Patients suffering from serious epileptic seizures are now able to receive this treatment without the necessity of opening the skull. Dr. Ido Strauss explained in the past when medication did not help a patient they had to consider surgery. He stated the new procedure is nearly as successful as performing surgery. Severe seizures can cause trauma, death and impair the patients quality of life. The new procedure is minimally invasive, fast and requires only a short hospital stay when compared to open surgery.
This technique uses LITT or Laser Interstitial Thermal Therapy and the Visualase device. The procedure involves two stages and a close collaboration between the team performing the surgery. The team includes neurosurgery anesthesiologist Dr. Daniel Hyatt, neuroradiologist Dr. Orna Eisenstein, Dafna Ben-Bashat who is in charge of the MRI equipment, informational system experts and medical engineering experts. For additional information please visit http://www.jpost.com/HEALTH-SCIENCE/Minimally-invasive-epilepsy-treatment-performed-at-Sourasky-549159.
The first stage of the procedure involves inserting a small optic fiber through a 4 mm hole in the skull with a stereotactic navigation system.
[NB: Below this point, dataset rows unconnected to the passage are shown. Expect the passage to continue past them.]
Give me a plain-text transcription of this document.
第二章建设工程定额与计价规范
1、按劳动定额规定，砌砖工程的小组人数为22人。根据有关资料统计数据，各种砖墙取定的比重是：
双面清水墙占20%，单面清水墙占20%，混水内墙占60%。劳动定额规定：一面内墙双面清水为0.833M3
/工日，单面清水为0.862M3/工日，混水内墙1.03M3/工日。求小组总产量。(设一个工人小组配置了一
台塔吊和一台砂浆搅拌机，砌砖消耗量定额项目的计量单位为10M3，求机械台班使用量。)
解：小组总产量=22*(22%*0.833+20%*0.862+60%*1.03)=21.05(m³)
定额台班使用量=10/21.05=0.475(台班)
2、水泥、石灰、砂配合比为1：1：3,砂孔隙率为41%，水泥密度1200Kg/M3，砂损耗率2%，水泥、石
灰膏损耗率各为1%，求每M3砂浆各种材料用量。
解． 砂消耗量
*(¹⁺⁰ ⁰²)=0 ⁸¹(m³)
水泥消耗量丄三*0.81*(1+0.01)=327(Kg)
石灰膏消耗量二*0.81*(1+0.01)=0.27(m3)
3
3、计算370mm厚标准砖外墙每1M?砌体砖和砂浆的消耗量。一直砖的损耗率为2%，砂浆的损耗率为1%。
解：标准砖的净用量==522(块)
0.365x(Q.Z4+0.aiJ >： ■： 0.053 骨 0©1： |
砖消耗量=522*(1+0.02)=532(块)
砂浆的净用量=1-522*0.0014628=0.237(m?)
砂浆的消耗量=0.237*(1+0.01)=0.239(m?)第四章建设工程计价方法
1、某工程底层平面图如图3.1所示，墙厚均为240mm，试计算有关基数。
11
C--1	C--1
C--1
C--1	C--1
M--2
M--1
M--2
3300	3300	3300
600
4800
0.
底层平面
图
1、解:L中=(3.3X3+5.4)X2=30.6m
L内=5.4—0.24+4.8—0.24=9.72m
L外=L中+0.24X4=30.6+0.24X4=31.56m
A connection is made between the Visualase system and the optical fiber. The ablated tissue and real time temperature of the brain are monitored with an MRI scanner. This enables the critical areas of the brain to be preserved.
The source of epileptic seizures is located in the brain’s neural networks. Medical treatment can prevent the occurrence of these attacks. Medication is the first option but when the patient is unresponsive neurosurgical intervention becomes a consideration. Epilepsy affects the ability of the person to work, drive and socially interact. The surgical options include removing the focal point where the seizures originate, using neuromodulation and implanting nerve pacemakers.
These options require a diagnosis from the epilepsy unit. The unit tries to pinpoint the area where the seizures start. There are often numerous focal points. These locations can be near areas controlling the neurological functions. The new procedure is also suitable for youngsters suffering from serious seizures.